Frescoist and ceramic artist, Franck Lebraly paints it loud and clear: “Make the South great again! ”, translation: let the artistic golden age of the Riviera be reborn! This mantra is the backdrop for his dreamlike work, which venerates an outdated, unreal, eternal Riviera.
Favorite tracks by Franck Lebraly in creation:
This southerner, born in Cannes of Sicilian origin, grew up in a family of artists: his father was a restorer of ancient objects and his grandfathers, a letter painter and cabinetmaker. ”As far as I can remember, someone always gave me a pencil, and I instantly loved these moments of escape. Get lost in the blank sheet, create from scratch, or interpret what is in front of you.” For studies, it will therefore be the history of art in Aix, graphic design in Nice, then applied arts in Toulon. After graduating, he went to the capital and became a graphic designer and artistic director, particularly at Publicis and Havas. He creates concepts for Renault, Slate, Greenpeace, Hermès...

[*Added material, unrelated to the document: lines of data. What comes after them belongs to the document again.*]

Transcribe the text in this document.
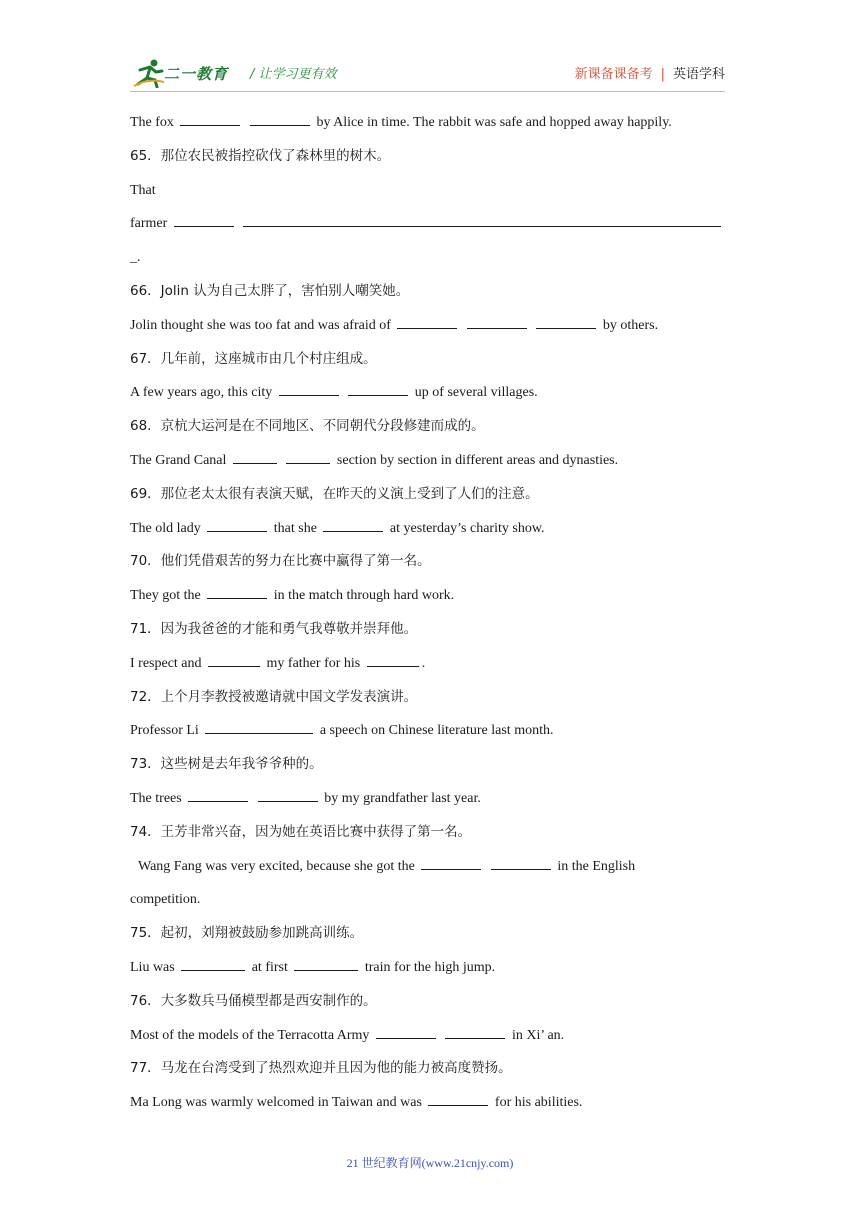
二一教育 / 让学习更有效	新课备课备考 | 英语学科
The fox	by Alice in time. The rabbit was safe and hopped away happily.
65．那位农民被指控砍伐了森林里的树木。
That
farmer
_.
66．Jolin 认为自己太胖了，害怕别人嘲笑她。
Jolin thought she was too fat and was afraid of	by others.
67．几年前，这座城市由几个村庄组成。
A few years ago, this city	up of several villages.
68．京杭大运河是在不同地区、不同朝代分段修建而成的。
The Grand Canal	section by section in different areas and dynasties.
69．那位老太太很有表演天赋，在昨天的义演上受到了人们的注意。
The old lady	that she	at yesterday’s charity show.
70．他们凭借艰苦的努力在比赛中赢得了第一名。
They got the	in the match through hard work.
71．因为我爸爸的才能和勇气我尊敬并崇拜他。
I respect and	my father for his	.
72．上个月李教授被邀请就中国文学发表演讲。
Professor Li	a speech on Chinese literature last month.
73．这些树是去年我爷爷种的。
The trees	by my grandfather last year.
74．王芳非常兴奋，因为她在英语比赛中获得了第一名。
Wang Fang was very excited, because she got the	in the English
competition.
75．起初，刘翔被鼓励参加跳高训练。
Liu was	at first	train for the high jump.
76．大多数兵马俑模型都是西安制作的。
Most of the models of the Terracotta Army	in Xi’ an.
77．马龙在台湾受到了热烈欢迎并且因为他的能力被高度赞扬。
Ma Long was warmly welcomed in Taiwan and was	for his abilities.
21 世纪教育网(www.21cnjy.com)
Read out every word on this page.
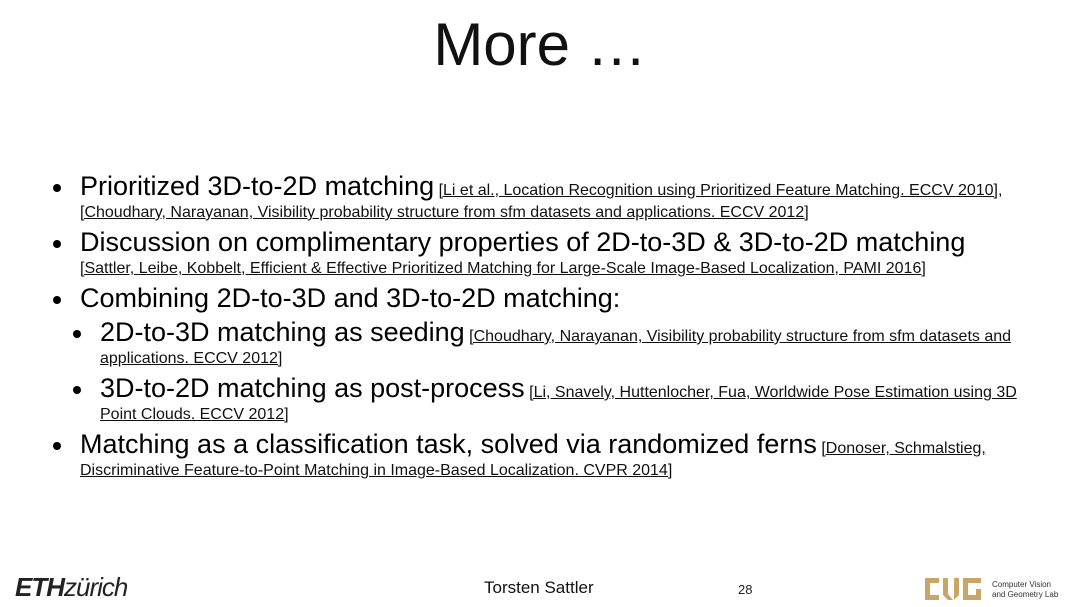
More …
Prioritized 3D-to-2D matching [Li et al., Location Recognition using Prioritized Feature Matching. ECCV 2010], [Choudhary, Narayanan, Visibility probability structure from sfm datasets and applications. ECCV 2012]
Discussion on complimentary properties of 2D-to-3D & 3D-to-2D matching
[Sattler, Leibe, Kobbelt, Efficient & Effective Prioritized Matching for Large-Scale Image-Based Localization, PAMI 2016]
Combining 2D-to-3D and 3D-to-2D matching:
2D-to-3D matching as seeding [Choudhary, Narayanan, Visibility probability structure from sfm datasets and applications. ECCV 2012]
3D-to-2D matching as post-process [Li, Snavely, Huttenlocher, Fua, Worldwide Pose Estimation using 3D Point Clouds. ECCV 2012]
Matching as a classification task, solved via randomized ferns [Donoser, Schmalstieg, Discriminative Feature-to-Point Matching in Image-Based Localization. CVPR 2014]
ETHzürich	Torsten Sattler	28	Computer Vision
and Geometry Lab
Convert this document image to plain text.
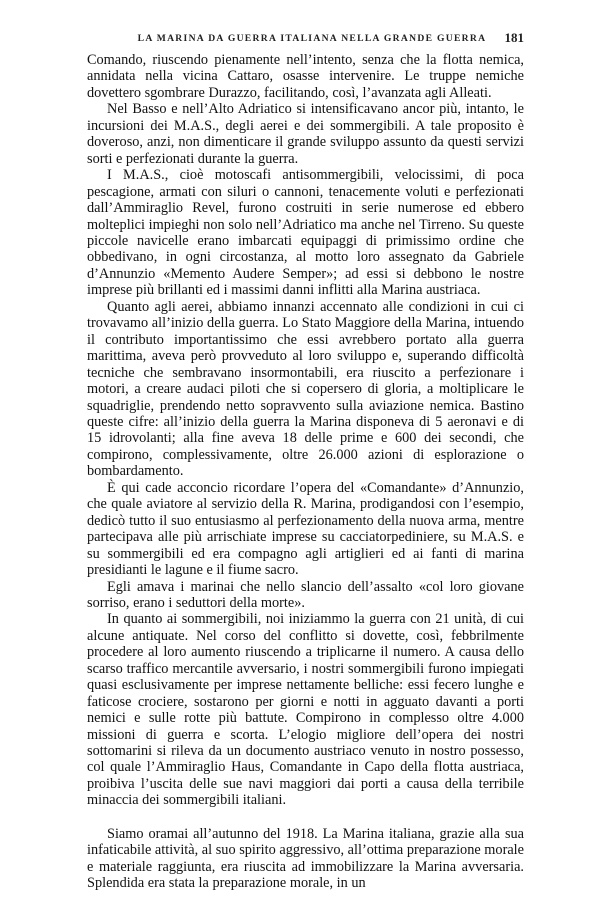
LA MARINA DA GUERRA ITALIANA NELLA GRANDE GUERRA	181

Comando, riuscendo pienamente nell’intento, senza che la flotta nemica, annidata nella vicina Cattaro, osasse intervenire. Le truppe nemiche dovettero sgombrare Durazzo, facilitando, così, l’avanzata agli Alleati.

Nel Basso e nell’Alto Adriatico si intensificavano ancor più, intanto, le incursioni dei M.A.S., degli aerei e dei sommergibili. A tale proposito è doveroso, anzi, non dimenticare il grande sviluppo assunto da questi servizi sorti e perfezionati durante la guerra.

I M.A.S., cioè motoscafi antisommergibili, velocissimi, di poca pescagione, armati con siluri o cannoni, tenacemente voluti e perfezionati dall’Ammiraglio Revel, furono costruiti in serie numerose ed ebbero molteplici impieghi non solo nell’Adriatico ma anche nel Tirreno. Su queste piccole navicelle erano imbarcati equipaggi di primissimo ordine che obbedivano, in ogni circostanza, al motto loro assegnato da Gabriele d’Annunzio «Memento Audere Semper»; ad essi si debbono le nostre imprese più brillanti ed i massimi danni inflitti alla Marina austriaca.

Quanto agli aerei, abbiamo innanzi accennato alle condizioni in cui ci trovavamo all’inizio della guerra. Lo Stato Maggiore della Marina, intuendo il contributo importantissimo che essi avrebbero portato alla guerra marittima, aveva però provveduto al loro sviluppo e, superando difficoltà tecniche che sembravano insormontabili, era riuscito a perfezionare i motori, a creare audaci piloti che si copersero di gloria, a moltiplicare le squadriglie, prendendo netto sopravvento sulla aviazione nemica. Bastino queste cifre: all’inizio della guerra la Marina disponeva di 5 aeronavi e di 15 idrovolanti; alla fine aveva 18 delle prime e 600 dei secondi, che compirono, complessivamente, oltre 26.000 azioni di esplorazione o bombardamento.

È qui cade acconcio ricordare l’opera del «Comandante» d’Annunzio, che quale aviatore al servizio della R. Marina, prodigandosi con l’esempio, dedicò tutto il suo entusiasmo al perfezionamento della nuova arma, mentre partecipava alle più arrischiate imprese su cacciatorpediniere, su M.A.S. e su sommergibili ed era compagno agli artiglieri ed ai fanti di marina presidianti le lagune e il fiume sacro.

Egli amava i marinai che nello slancio dell’assalto «col loro giovane sorriso, erano i seduttori della morte».

In quanto ai sommergibili, noi iniziammo la guerra con 21 unità, di cui alcune antiquate. Nel corso del conflitto si dovette, così, febbrilmente procedere al loro aumento riuscendo a triplicarne il numero. A causa dello scarso traffico mercantile avversario, i nostri sommergibili furono impiegati quasi esclusivamente per imprese nettamente belliche: essi fecero lunghe e faticose crociere, sostarono per giorni e notti in agguato davanti a porti nemici e sulle rotte più battute. Compirono in complesso oltre 4.000 missioni di guerra e scorta. L’elogio migliore dell’opera dei nostri sottomarini si rileva da un documento austriaco venuto in nostro possesso, col quale l’Ammiraglio Haus, Comandante in Capo della flotta austriaca, proibiva l’uscita delle sue navi maggiori dai porti a causa della terribile minaccia dei sommergibili italiani.

Siamo oramai all’autunno del 1918. La Marina italiana, grazie alla sua infaticabile attività, al suo spirito aggressivo, all’ottima preparazione morale e materiale raggiunta, era riuscita ad immobilizzare la Marina avversaria. Splendida era stata la preparazione morale, in un
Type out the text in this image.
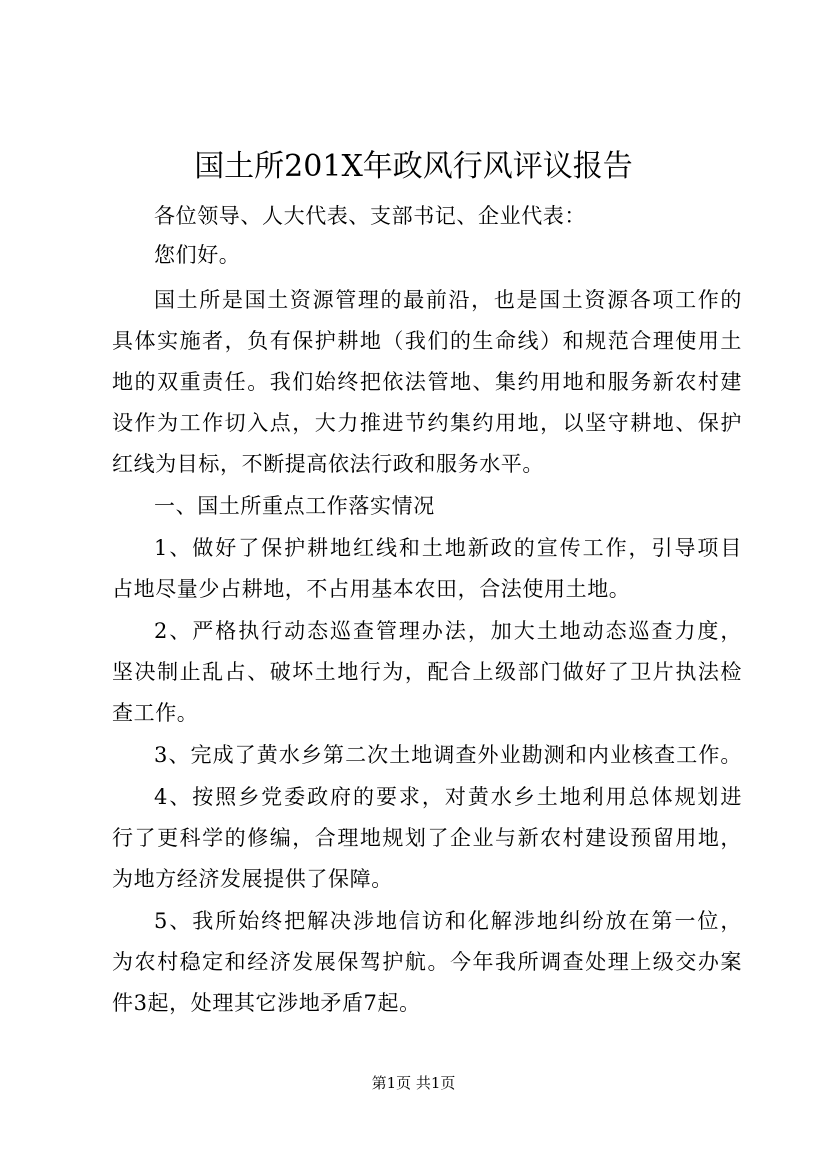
国土所201X年政风行风评议报告
各位领导、人大代表、支部书记、企业代表：
您们好。
国土所是国土资源管理的最前沿，也是国土资源各项工作的
具体实施者，负有保护耕地（我们的生命线）和规范合理使用土
地的双重责任。我们始终把依法管地、集约用地和服务新农村建
设作为工作切入点，大力推进节约集约用地，以坚守耕地、保护
红线为目标，不断提高依法行政和服务水平。
一、国土所重点工作落实情况
1、做好了保护耕地红线和土地新政的宣传工作，引导项目
占地尽量少占耕地，不占用基本农田，合法使用土地。
2、严格执行动态巡查管理办法，加大土地动态巡查力度，
坚决制止乱占、破坏土地行为，配合上级部门做好了卫片执法检
查工作。
3、完成了黄水乡第二次土地调查外业勘测和内业核查工作。
4、按照乡党委政府的要求，对黄水乡土地利用总体规划进
行了更科学的修编，合理地规划了企业与新农村建设预留用地，
为地方经济发展提供了保障。
5、我所始终把解决涉地信访和化解涉地纠纷放在第一位，
为农村稳定和经济发展保驾护航。今年我所调查处理上级交办案
件3起，处理其它涉地矛盾7起。
第1页 共1页
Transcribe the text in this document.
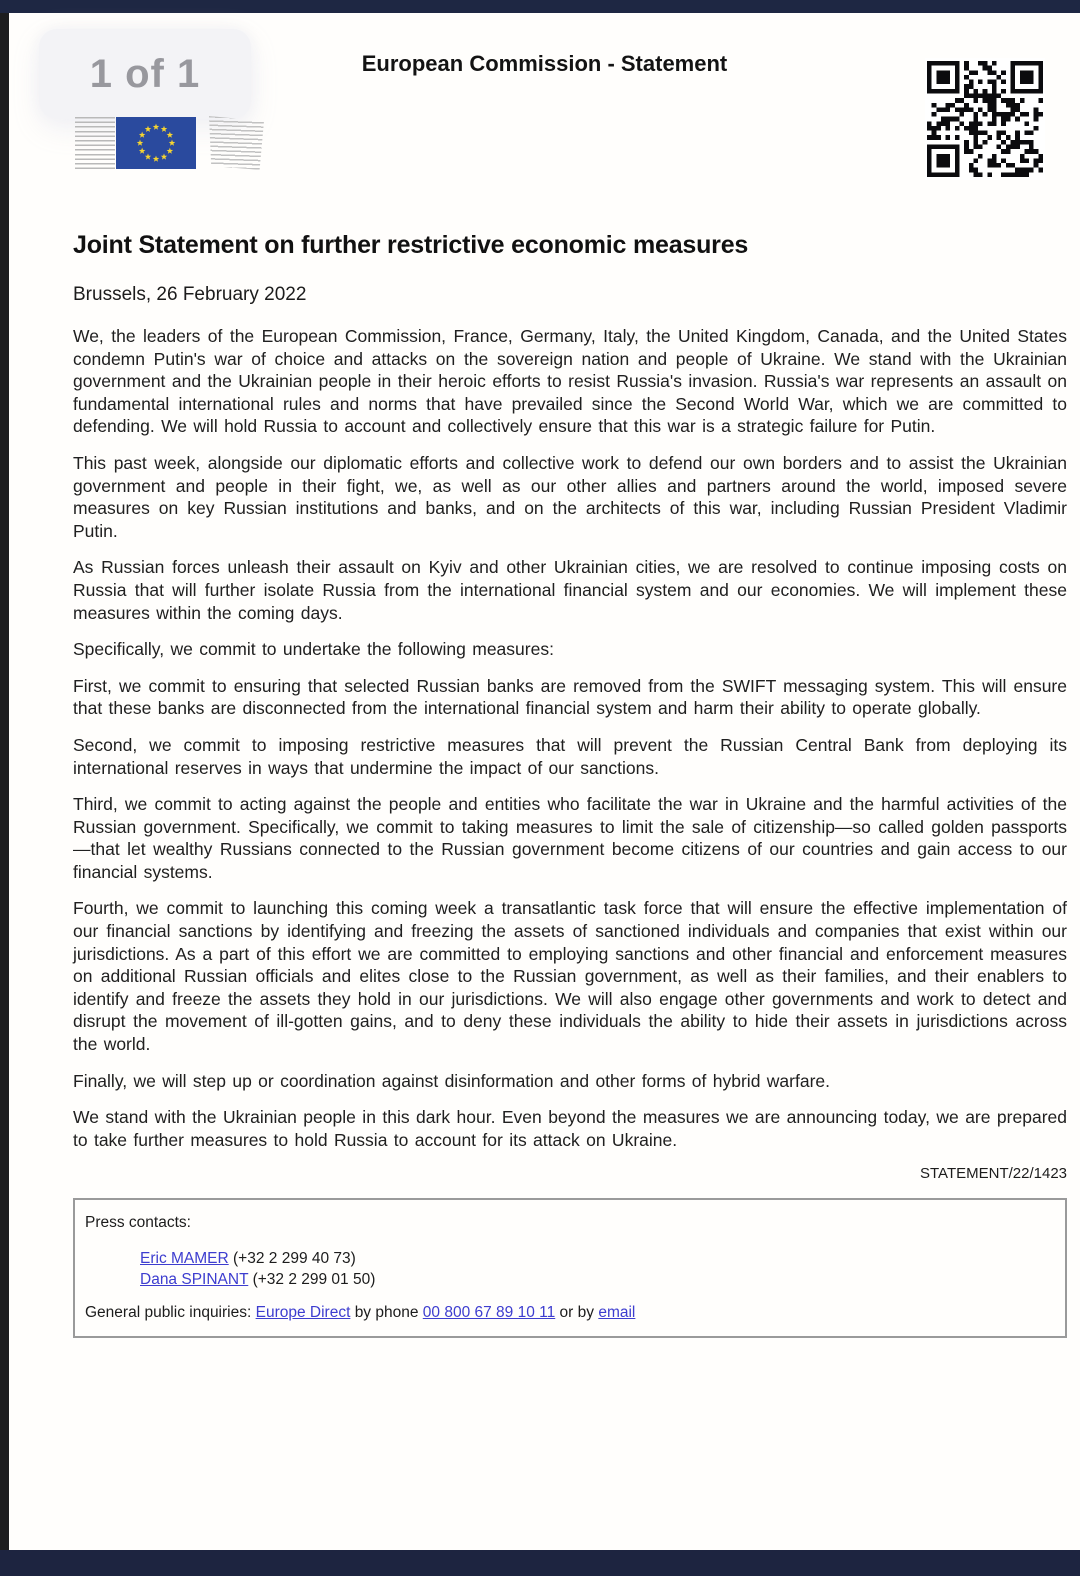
1 of 1	European Commission - Statement
Joint Statement on further restrictive economic measures
Brussels, 26 February 2022

We, the leaders of the European Commission, France, Germany, Italy, the United Kingdom, Canada, and the United States condemn Putin's war of choice and attacks on the sovereign nation and people of Ukraine. We stand with the Ukrainian government and the Ukrainian people in their heroic efforts to resist Russia's invasion. Russia's war represents an assault on fundamental international rules and norms that have prevailed since the Second World War, which we are committed to defending. We will hold Russia to account and collectively ensure that this war is a strategic failure for Putin.

This past week, alongside our diplomatic efforts and collective work to defend our own borders and to assist the Ukrainian government and people in their fight, we, as well as our other allies and partners around the world, imposed severe measures on key Russian institutions and banks, and on the architects of this war, including Russian President Vladimir Putin.

As Russian forces unleash their assault on Kyiv and other Ukrainian cities, we are resolved to continue imposing costs on Russia that will further isolate Russia from the international financial system and our economies. We will implement these measures within the coming days.

Specifically, we commit to undertake the following measures:

First, we commit to ensuring that selected Russian banks are removed from the SWIFT messaging system. This will ensure that these banks are disconnected from the international financial system and harm their ability to operate globally.

Second, we commit to imposing restrictive measures that will prevent the Russian Central Bank from deploying its international reserves in ways that undermine the impact of our sanctions.

Third, we commit to acting against the people and entities who facilitate the war in Ukraine and the harmful activities of the Russian government. Specifically, we commit to taking measures to limit the sale of citizenship—so called golden passports—that let wealthy Russians connected to the Russian government become citizens of our countries and gain access to our financial systems.

Fourth, we commit to launching this coming week a transatlantic task force that will ensure the effective implementation of our financial sanctions by identifying and freezing the assets of sanctioned individuals and companies that exist within our jurisdictions. As a part of this effort we are committed to employing sanctions and other financial and enforcement measures on additional Russian officials and elites close to the Russian government, as well as their families, and their enablers to identify and freeze the assets they hold in our jurisdictions. We will also engage other governments and work to detect and disrupt the movement of ill-gotten gains, and to deny these individuals the ability to hide their assets in jurisdictions across the world.

Finally, we will step up or coordination against disinformation and other forms of hybrid warfare.

We stand with the Ukrainian people in this dark hour. Even beyond the measures we are announcing today, we are prepared to take further measures to hold Russia to account for its attack on Ukraine.

STATEMENT/22/1423
Press contacts:
Eric MAMER (+32 2 299 40 73)
Dana SPINANT (+32 2 299 01 50)
General public inquiries: Europe Direct by phone 00 800 67 89 10 11 or by email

The trigger to start as an artist? The health crisis. At the time, advertising missions were dwindling, leaving him time to work with the mother of his child, Stéphanie Lizée, interior designer, who was working on a hotel decoration project in the south: the hotel “Le Sud”, precisely. In Juan-les-Pins. ”We thought it would be cool to do some wall paintings. While my original style is influenced by movie storyboards, sketches by Enki Bilal or Giacometti with multiple features, I went against the grain. I was going to tattoo the skin on the walls of the hotel with minimal and elegant sketches, paying tribute to the artistic legends who magnified the Côte d'Azur in the 1950s and 1960s, in its golden age: Picasso, Leger, Cocteau, Klein...” The result is sunny yellow, cheerful blue, soothing terracotta: it's la dolce vita. ”I was still in lockdown in Paris when I imagined the central figure, a trompe-l'oeil window that is a dream of freedom. It is the memory of an entrance to the arcade that is in my parents' house, in Le Cannet. You realize the treasure of having the chance to live in the south when you get away from it. This window and the totem objects in my frescoes are the south that I love. Where life is simpler, sweet. I only use one color, or even two or three, and I represent bodies suggested in landscapes, mostly maritime, dotted with horizon lines, waves. All around can appear palm trees, lemons, fish, or sea urchins. A woman is often there, like an illusion by Dora Maar, Picasso's muse, an inescapable myth. My drawings are the vision of waking up from a nap on the beach, when the mind is still dizzy with daydreams.” Since this project, everything has gone very quickly. Franck Lebraly is asked to tattoo the walls of dozens of places: the headquarters of the company L'Occitane in Paris, the Belle Vue hotels in Cavalaire and Bleu in Carry-le-Rouet, the restaurants Maison Fonfon in Monaco or La Bambola in Cannes, the Baba beaches in Cap d'Antibes, La Mandala in Cannes, Momo Bodrum in Turkey, or establishments in Megève.
Among his latest frescoes, there is the Hotel des Académies et des Arts in Paris, a landmark for artists of the Belle Époque. Franck Lebraly used the ceilings of the rooms as a canvas, in a pictorial work in pastel in draft form, each paying tribute to the artists who passed by there: Gauguin, Foujita, Modigliani...
The artist also designs bas reliefs, in the manner of Fernand Leger, and ceramics. For the Enamoura brand, he created a plate week, and he recently designed 400 plates by hand for the Cannes restaurant La Bambola! After several exhibitions of his work in Marseille and Paris, this summer he will paint the ceilings of a private individual in Ajaccio, and the walls of a vineyard transformed into a hotel in the Var region of France for the LVMH group. Today, the artist lives between Paris, where his son lives, and Le Cannet. ”In Paris, I am in the flow of news, inspiring trends, and I can create. I have to miss the South for that. Then I go down to drink for a few days in the unique light of the Riviera, its blue, its simplicity. Then I leave, in the fog of Paris, a necessary step in my creative process.”
Franck Lebraly exhibits his canvases and ceramics at Cobalt, in Nice, and at the Gabel Gallery in Biot. He displays glasses and jugs in collaboration with Sophie Ferjani, in Marseille.